What we’re basically doing is holding the students’ hands as they move themselves through a process of self evaluation and planning the next stage of their learning.
We’re asking questions about the time they need to use, what techniques they could try, even who amongst their friends and family could help them and how – all of these are techniques that can have impact and are often not used by the weakest students.
One of the most important things at this stage is to set a date for another test on the same topics, so that students can work to a deadline with the improvements they claim to want to make. When the next test happens you can perform the same QLA and reflection activity but the important thing on the second run is to compare this achievement to their previous attempt and make the students accountable for the changes they wanted to make. Celebrate success as much as possible.

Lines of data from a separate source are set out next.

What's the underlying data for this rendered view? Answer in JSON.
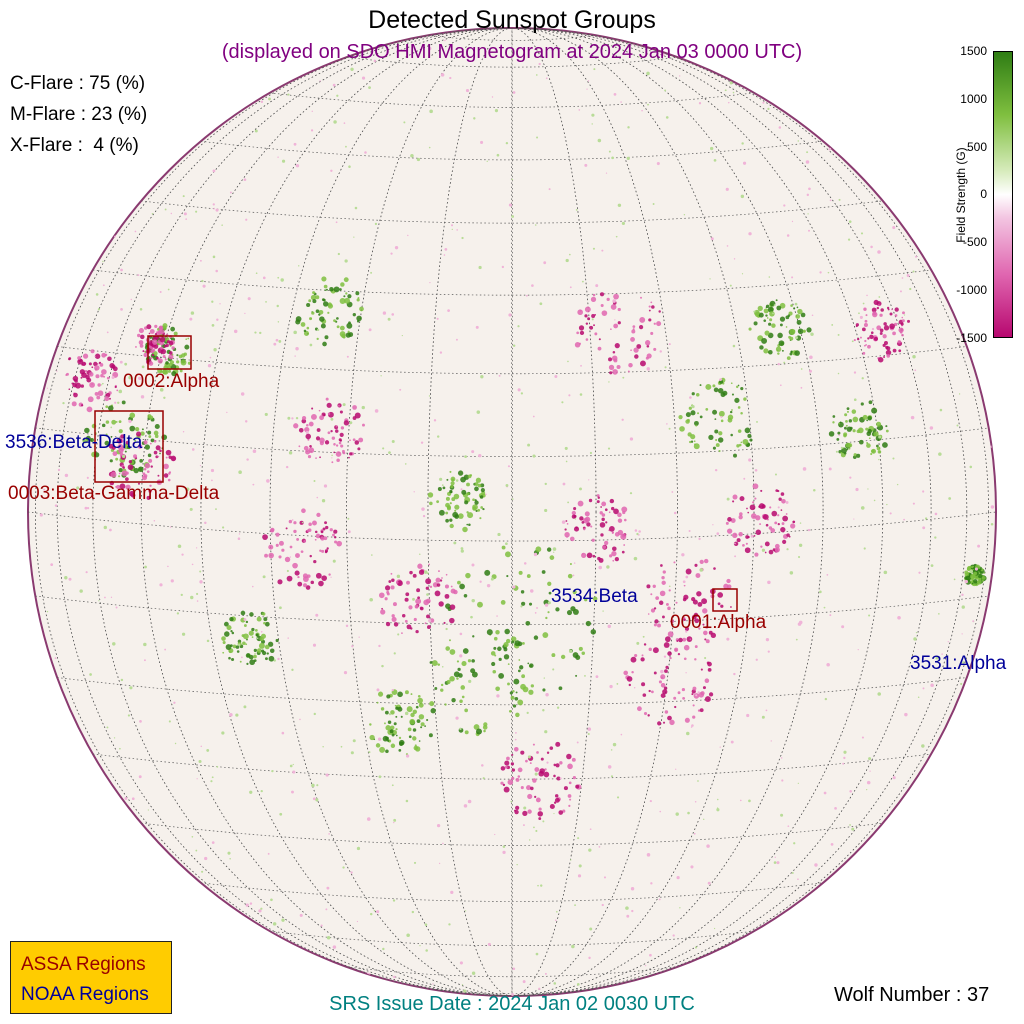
{
  "title": "Detected Sunspot Groups",
  "subtitle": "(displayed on SDO HMI Magnetogram at 2024 Jan 03 0000 UTC)",
  "flare_probabilities": [
    {
      "label": "C-Flare : 75 (%)"
    },
    {
      "label": "M-Flare : 23 (%)"
    },
    {
      "label": "X-Flare :  4 (%)"
    }
  ],
  "colorbar": {
    "label": "Field Strength (G)",
    "ticks": [
      "1500",
      "1000",
      "500",
      "0",
      "-500",
      "-1000",
      "-1500"
    ],
    "colors": {
      "positive": "#2f7d14",
      "zero": "#ffffff",
      "negative": "#b7086f"
    }
  },
  "regions": [
    {
      "label": "0002:Alpha",
      "type": "assa"
    },
    {
      "label": "3536:Beta-Delta",
      "type": "noaa"
    },
    {
      "label": "0003:Beta-Gamma-Delta",
      "type": "assa"
    },
    {
      "label": "3534:Beta",
      "type": "noaa"
    },
    {
      "label": "0001:Alpha",
      "type": "assa"
    },
    {
      "label": "3531:Alpha",
      "type": "noaa"
    }
  ],
  "legend": {
    "assa": "ASSA Regions",
    "noaa": "NOAA Regions"
  },
  "footer": {
    "issue_date": "SRS Issue Date : 2024 Jan 02 0030 UTC",
    "wolf_number": "Wolf Number : 37"
  },
  "colors": {
    "assa": "#990000",
    "noaa": "#000099",
    "title": "#000000",
    "subtitle": "#800080",
    "issue": "#008080"
  }
}
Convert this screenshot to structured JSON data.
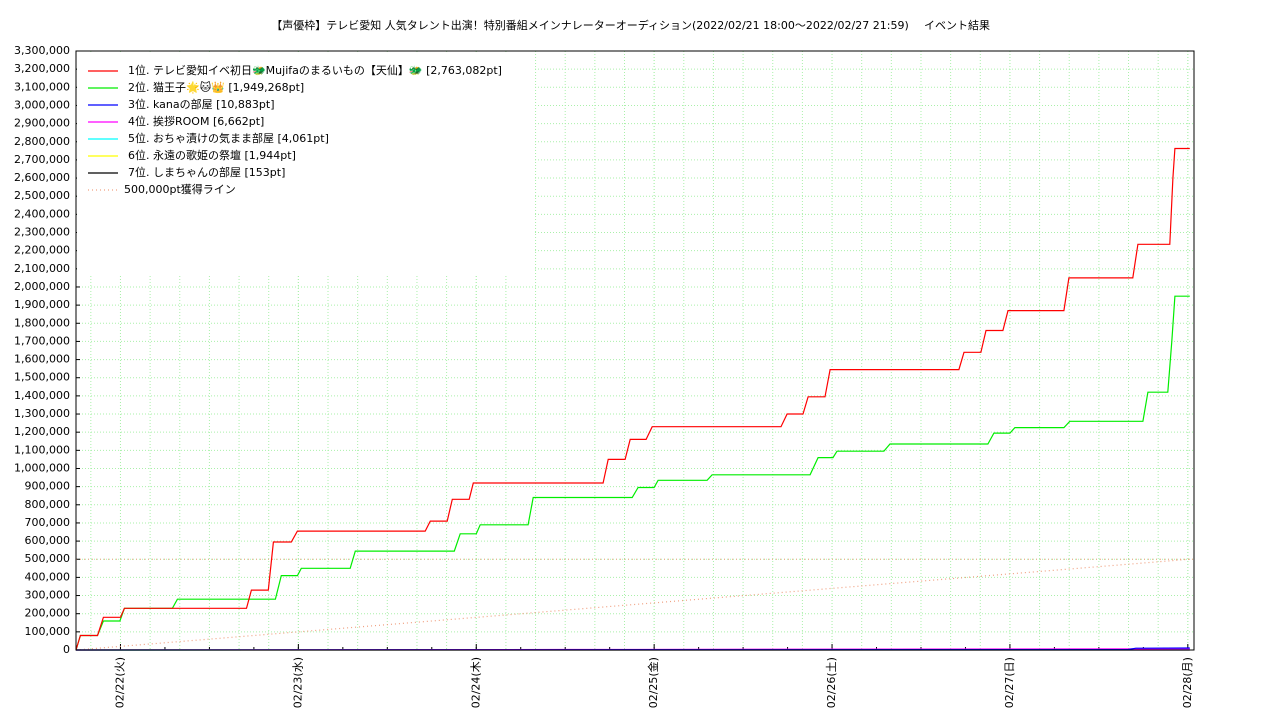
{
  "chart_data": {
    "type": "line",
    "title": "【声優枠】テレビ愛知 人気タレント出演！特別番組メインナレーターオーディション(2022/02/21 18:00～2022/02/27 21:59)",
    "subtitle": "イベント結果",
    "xlim": [
      "2022-02-21 18:00",
      "2022-02-28 00:50"
    ],
    "xticks": [
      {
        "value": "2022-02-22 00:00",
        "label": "02/22(火)"
      },
      {
        "value": "2022-02-23 00:00",
        "label": "02/23(水)"
      },
      {
        "value": "2022-02-24 00:00",
        "label": "02/24(木)"
      },
      {
        "value": "2022-02-25 00:00",
        "label": "02/25(金)"
      },
      {
        "value": "2022-02-26 00:00",
        "label": "02/26(土)"
      },
      {
        "value": "2022-02-27 00:00",
        "label": "02/27(日)"
      },
      {
        "value": "2022-02-28 00:00",
        "label": "02/28(月)"
      }
    ],
    "ylim": [
      0,
      3300000
    ],
    "yticks": [
      0,
      {
        "value": 100000,
        "label": "100,000"
      },
      {
        "value": 200000,
        "label": "200,000"
      },
      {
        "value": 300000,
        "label": "300,000"
      },
      {
        "value": 400000,
        "label": "400,000"
      },
      {
        "value": 500000,
        "label": "500,000"
      },
      {
        "value": 600000,
        "label": "600,000"
      },
      {
        "value": 700000,
        "label": "700,000"
      },
      {
        "value": 800000,
        "label": "800,000"
      },
      {
        "value": 900000,
        "label": "900,000"
      },
      {
        "value": 1000000,
        "label": "1,000,000"
      },
      {
        "value": 1100000,
        "label": "1,100,000"
      },
      {
        "value": 1200000,
        "label": "1,200,000"
      },
      {
        "value": 1300000,
        "label": "1,300,000"
      },
      {
        "value": 1400000,
        "label": "1,400,000"
      },
      {
        "value": 1500000,
        "label": "1,500,000"
      },
      {
        "value": 1600000,
        "label": "1,600,000"
      },
      {
        "value": 1700000,
        "label": "1,700,000"
      },
      {
        "value": 1800000,
        "label": "1,800,000"
      },
      {
        "value": 1900000,
        "label": "1,900,000"
      },
      {
        "value": 2000000,
        "label": "2,000,000"
      },
      {
        "value": 2100000,
        "label": "2,100,000"
      },
      {
        "value": 2200000,
        "label": "2,200,000"
      },
      {
        "value": 2300000,
        "label": "2,300,000"
      },
      {
        "value": 2400000,
        "label": "2,400,000"
      },
      {
        "value": 2500000,
        "label": "2,500,000"
      },
      {
        "value": 2600000,
        "label": "2,600,000"
      },
      {
        "value": 2700000,
        "label": "2,700,000"
      },
      {
        "value": 2800000,
        "label": "2,800,000"
      },
      {
        "value": 2900000,
        "label": "2,900,000"
      },
      {
        "value": 3000000,
        "label": "3,000,000"
      },
      {
        "value": 3100000,
        "label": "3,100,000"
      },
      {
        "value": 3200000,
        "label": "3,200,000"
      },
      {
        "value": 3300000,
        "label": "3,300,000"
      }
    ],
    "grid": true,
    "grid_color": "#aaf0aa",
    "legend": "upper left",
    "reference_hline": 500000,
    "series": [
      {
        "name": "1位. テレビ愛知イベ初日🐲Mujifaのまるいもの【天仙】🐲 [2,763,082pt]",
        "color": "#ff0000",
        "x": [
          "2022-02-21 18:00",
          "2022-02-21 18:36",
          "2022-02-21 20:54",
          "2022-02-21 21:42",
          "2022-02-22 00:00",
          "2022-02-22 00:32",
          "2022-02-22 17:00",
          "2022-02-22 17:40",
          "2022-02-22 19:57",
          "2022-02-22 20:38",
          "2022-02-22 23:03",
          "2022-02-22 23:52",
          "2022-02-23 17:07",
          "2022-02-23 17:48",
          "2022-02-23 20:05",
          "2022-02-23 20:46",
          "2022-02-23 23:03",
          "2022-02-23 23:36",
          "2022-02-24 17:07",
          "2022-02-24 17:48",
          "2022-02-24 20:05",
          "2022-02-24 20:46",
          "2022-02-24 22:55",
          "2022-02-24 23:44",
          "2022-02-25 17:07",
          "2022-02-25 17:56",
          "2022-02-25 20:05",
          "2022-02-25 20:46",
          "2022-02-25 23:03",
          "2022-02-25 23:44",
          "2022-02-26 17:07",
          "2022-02-26 17:48",
          "2022-02-26 20:05",
          "2022-02-26 20:46",
          "2022-02-26 23:03",
          "2022-02-26 23:44",
          "2022-02-27 07:17",
          "2022-02-27 07:57",
          "2022-02-27 16:35",
          "2022-02-27 17:16",
          "2022-02-27 21:34",
          "2022-02-27 21:59",
          "2022-02-27 22:15",
          "2022-02-28 00:16"
        ],
        "values": [
          0,
          80000,
          80000,
          180000,
          180000,
          230000,
          230000,
          330000,
          330000,
          595000,
          595000,
          655000,
          655000,
          710000,
          710000,
          830000,
          830000,
          920000,
          920000,
          1050000,
          1050000,
          1160000,
          1160000,
          1230000,
          1230000,
          1300000,
          1300000,
          1395000,
          1395000,
          1545000,
          1545000,
          1640000,
          1640000,
          1760000,
          1760000,
          1870000,
          1870000,
          2050000,
          2050000,
          2235000,
          2235000,
          2600000,
          2763082,
          2763082
        ]
      },
      {
        "name": "2位. 猫王子🌟🐱👑 [1,949,268pt]",
        "color": "#00ee00",
        "x": [
          "2022-02-21 18:00",
          "2022-02-21 18:36",
          "2022-02-21 20:54",
          "2022-02-21 21:42",
          "2022-02-21 23:55",
          "2022-02-22 00:32",
          "2022-02-22 07:00",
          "2022-02-22 07:41",
          "2022-02-22 20:54",
          "2022-02-22 21:42",
          "2022-02-22 23:52",
          "2022-02-23 00:24",
          "2022-02-23 07:00",
          "2022-02-23 07:41",
          "2022-02-23 21:02",
          "2022-02-23 21:50",
          "2022-02-24 00:00",
          "2022-02-24 00:32",
          "2022-02-24 07:00",
          "2022-02-24 07:41",
          "2022-02-24 21:02",
          "2022-02-24 21:50",
          "2022-02-25 00:00",
          "2022-02-25 00:32",
          "2022-02-25 07:09",
          "2022-02-25 07:49",
          "2022-02-25 21:02",
          "2022-02-25 22:07",
          "2022-02-26 00:08",
          "2022-02-26 00:40",
          "2022-02-26 07:00",
          "2022-02-26 07:49",
          "2022-02-26 21:02",
          "2022-02-26 21:50",
          "2022-02-27 00:00",
          "2022-02-27 00:40",
          "2022-02-27 07:17",
          "2022-02-27 08:05",
          "2022-02-27 17:56",
          "2022-02-27 18:37",
          "2022-02-27 21:18",
          "2022-02-27 21:50",
          "2022-02-27 22:15",
          "2022-02-28 00:16"
        ],
        "values": [
          0,
          80000,
          80000,
          160000,
          160000,
          230000,
          230000,
          280000,
          280000,
          410000,
          410000,
          450000,
          450000,
          545000,
          545000,
          640000,
          640000,
          690000,
          690000,
          840000,
          840000,
          895000,
          895000,
          935000,
          935000,
          965000,
          965000,
          1060000,
          1060000,
          1095000,
          1095000,
          1135000,
          1135000,
          1195000,
          1195000,
          1225000,
          1225000,
          1260000,
          1260000,
          1420000,
          1420000,
          1700000,
          1949268,
          1949268
        ]
      },
      {
        "name": "3位. kanaの部屋 [10,883pt]",
        "color": "#0000ff",
        "x": [
          "2022-02-21 18:00",
          "2022-02-27 16:00",
          "2022-02-27 17:00",
          "2022-02-28 00:16"
        ],
        "values": [
          0,
          3000,
          10000,
          10883
        ]
      },
      {
        "name": "4位. 挨拶ROOM [6,662pt]",
        "color": "#ff00ff",
        "x": [
          "2022-02-21 18:00",
          "2022-02-24 12:00",
          "2022-02-28 00:16"
        ],
        "values": [
          0,
          3000,
          6662
        ]
      },
      {
        "name": "5位. おちゃ漬けの気まま部屋 [4,061pt]",
        "color": "#00ffff",
        "x": [
          "2022-02-21 18:00",
          "2022-02-25 00:00",
          "2022-02-28 00:16"
        ],
        "values": [
          0,
          2000,
          4061
        ]
      },
      {
        "name": "6位. 永遠の歌姫の祭壇 [1,944pt]",
        "color": "#ffff00",
        "x": [
          "2022-02-21 18:00",
          "2022-02-25 00:00",
          "2022-02-28 00:16"
        ],
        "values": [
          0,
          1000,
          1944
        ]
      },
      {
        "name": "7位. しまちゃんの部屋 [153pt]",
        "color": "#000000",
        "x": [
          "2022-02-21 18:00",
          "2022-02-28 00:16"
        ],
        "values": [
          0,
          153
        ]
      },
      {
        "name": "500,000pt獲得ライン",
        "color": "#f0a080",
        "dashed": true,
        "x": [
          "2022-02-21 18:00",
          "2022-02-28 00:16"
        ],
        "values": [
          0,
          500000
        ]
      }
    ]
  }
}
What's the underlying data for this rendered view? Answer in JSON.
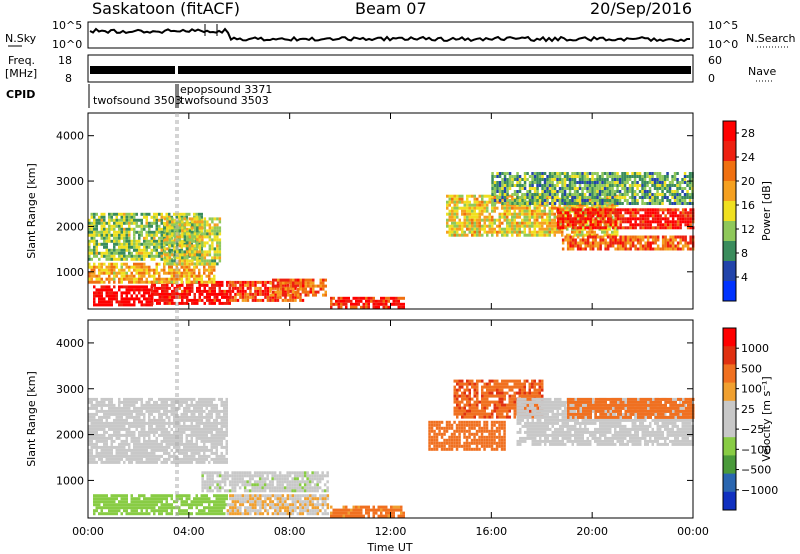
{
  "header": {
    "station": "Saskatoon (fitACF)",
    "beam": "Beam 07",
    "date": "20/Sep/2016"
  },
  "side_labels": {
    "nsky": "N.Sky",
    "nsearch": "N.Search",
    "freq": "Freq.",
    "freq_unit": "[MHz]",
    "nave": "Nave",
    "cpid": "CPID"
  },
  "noise_axis": {
    "left_ticks": [
      "10^5",
      "10^0"
    ],
    "right_ticks": [
      "10^5",
      "10^0"
    ]
  },
  "freq_axis": {
    "left_ticks": [
      "18",
      "8"
    ],
    "right_ticks": [
      "60",
      "0"
    ]
  },
  "cpid_labels": [
    {
      "text": "twofsound 3503",
      "time": 0.1
    },
    {
      "text": "epopsound 3371",
      "time": 3.3
    },
    {
      "text": "twofsound 3503",
      "time": 3.3
    }
  ],
  "colors": {
    "power_scale": [
      "#0033ff",
      "#2244aa",
      "#3a8c5c",
      "#8fc85a",
      "#f0e020",
      "#f5a020",
      "#f07010",
      "#ee2010",
      "#ff0000"
    ],
    "velocity_scale": [
      "#1030c0",
      "#2a66b0",
      "#4a9a3a",
      "#88cc44",
      "#c8c8c8",
      "#c8c8c8",
      "#f0a030",
      "#f07020",
      "#e03010",
      "#ff0000"
    ]
  },
  "chart_data": [
    {
      "type": "heatmap",
      "title": "Power",
      "ylabel": "Slant Range [km]",
      "xlabel": "",
      "x_range": [
        "00:00",
        "24:00"
      ],
      "ylim": [
        180,
        4500
      ],
      "y_ticks": [
        1000,
        2000,
        3000,
        4000
      ],
      "colorbar": {
        "label": "Power [dB]",
        "ticks": [
          4,
          8,
          12,
          16,
          20,
          24,
          28
        ],
        "range": [
          0,
          30
        ]
      },
      "echo_regions": [
        {
          "t0": 0.2,
          "t1": 2.5,
          "r0": 250,
          "r1": 700,
          "value": 30
        },
        {
          "t0": 2.5,
          "t1": 5.6,
          "r0": 300,
          "r1": 800,
          "value": 28
        },
        {
          "t0": 5.6,
          "t1": 8.5,
          "r0": 400,
          "r1": 800,
          "value": 24
        },
        {
          "t0": 7.2,
          "t1": 9.4,
          "r0": 500,
          "r1": 850,
          "value": 22
        },
        {
          "t0": 9.6,
          "t1": 12.5,
          "r0": 250,
          "r1": 450,
          "value": 26
        },
        {
          "t0": 0.0,
          "t1": 5.0,
          "r0": 800,
          "r1": 1200,
          "value": 18
        },
        {
          "t0": 0.0,
          "t1": 4.5,
          "r0": 1300,
          "r1": 2300,
          "value": 12
        },
        {
          "t0": 3.0,
          "t1": 5.2,
          "r0": 1200,
          "r1": 2200,
          "value": 14
        },
        {
          "t0": 14.2,
          "t1": 21.0,
          "r0": 1800,
          "r1": 2700,
          "value": 16
        },
        {
          "t0": 18.6,
          "t1": 24.0,
          "r0": 2000,
          "r1": 2400,
          "value": 26
        },
        {
          "t0": 18.8,
          "t1": 24.0,
          "r0": 1500,
          "r1": 1800,
          "value": 22
        },
        {
          "t0": 16.0,
          "t1": 24.0,
          "r0": 2500,
          "r1": 3200,
          "value": 10
        }
      ]
    },
    {
      "type": "heatmap",
      "title": "Velocity",
      "ylabel": "Slant Range [km]",
      "xlabel": "Time UT",
      "x_ticks": [
        "00:00",
        "04:00",
        "08:00",
        "12:00",
        "16:00",
        "20:00",
        "00:00"
      ],
      "ylim": [
        180,
        4500
      ],
      "y_ticks": [
        1000,
        2000,
        3000,
        4000
      ],
      "colorbar": {
        "label": "Velocity [m s⁻¹]",
        "ticks": [
          "1000",
          "500",
          "100",
          "25",
          "−25",
          "−100",
          "−500",
          "−1000"
        ]
      },
      "echo_regions": [
        {
          "t0": 0.2,
          "t1": 5.5,
          "r0": 250,
          "r1": 700,
          "value": 50
        },
        {
          "t0": 5.5,
          "t1": 9.5,
          "r0": 250,
          "r1": 700,
          "value": -20
        },
        {
          "t0": 9.6,
          "t1": 12.5,
          "r0": 250,
          "r1": 450,
          "value": -150
        },
        {
          "t0": 0.0,
          "t1": 5.5,
          "r0": 1400,
          "r1": 2800,
          "value": 0
        },
        {
          "t0": 4.5,
          "t1": 9.5,
          "r0": 800,
          "r1": 1200,
          "value": 10
        },
        {
          "t0": 14.5,
          "t1": 18.0,
          "r0": 2400,
          "r1": 3200,
          "value": -400
        },
        {
          "t0": 13.5,
          "t1": 16.5,
          "r0": 1700,
          "r1": 2300,
          "value": -200
        },
        {
          "t0": 17.0,
          "t1": 24.0,
          "r0": 1800,
          "r1": 2800,
          "value": 0
        },
        {
          "t0": 19.0,
          "t1": 24.0,
          "r0": 2400,
          "r1": 2800,
          "value": -300
        }
      ]
    }
  ]
}
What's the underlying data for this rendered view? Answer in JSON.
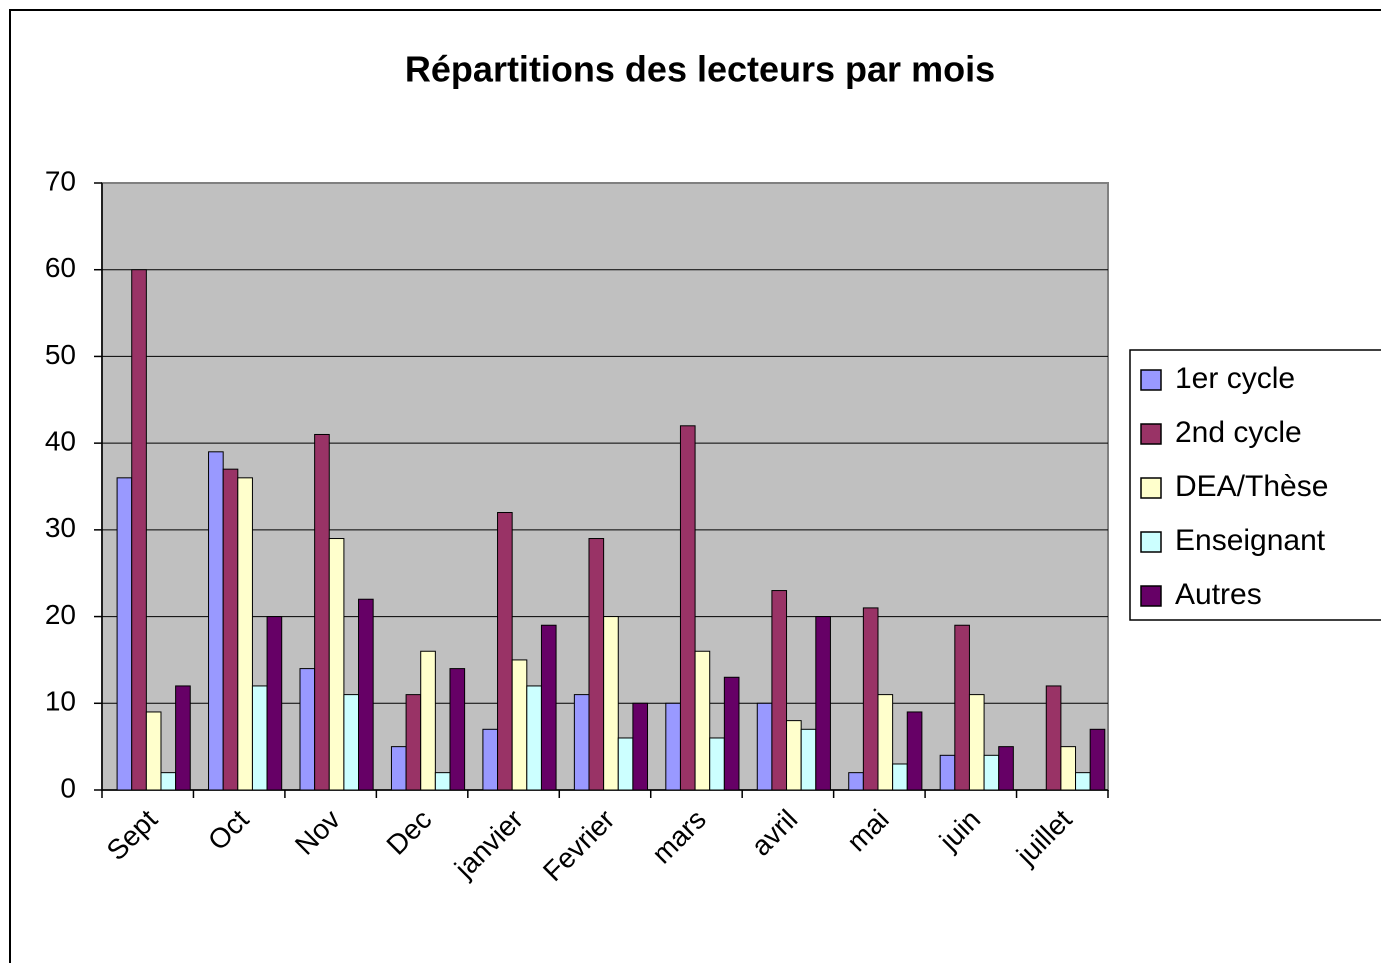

By walking the student through the model for self evaluation, self reflection and planning for improvement then students are more likely to start to internalise this process and see the benefits of it. In looking at comparison data between two groups of similar ability over two years, class A that used the traditional methods and class B who used QLA and Reflection you can see that class B had more consistent and refined improvements in their unit-to-unit scores, compared to class B who were more variable and actually seemed to get worse in their exam technique for the first three topics.
This leads me to believe that the techniques of reflection and QLA do work, they’re not quite the be-all and end-all but they do have a noticeable impact on the long term and lead to more consistent results.
This is just the data from two groups though, why not give this a try yourself and report back your findings?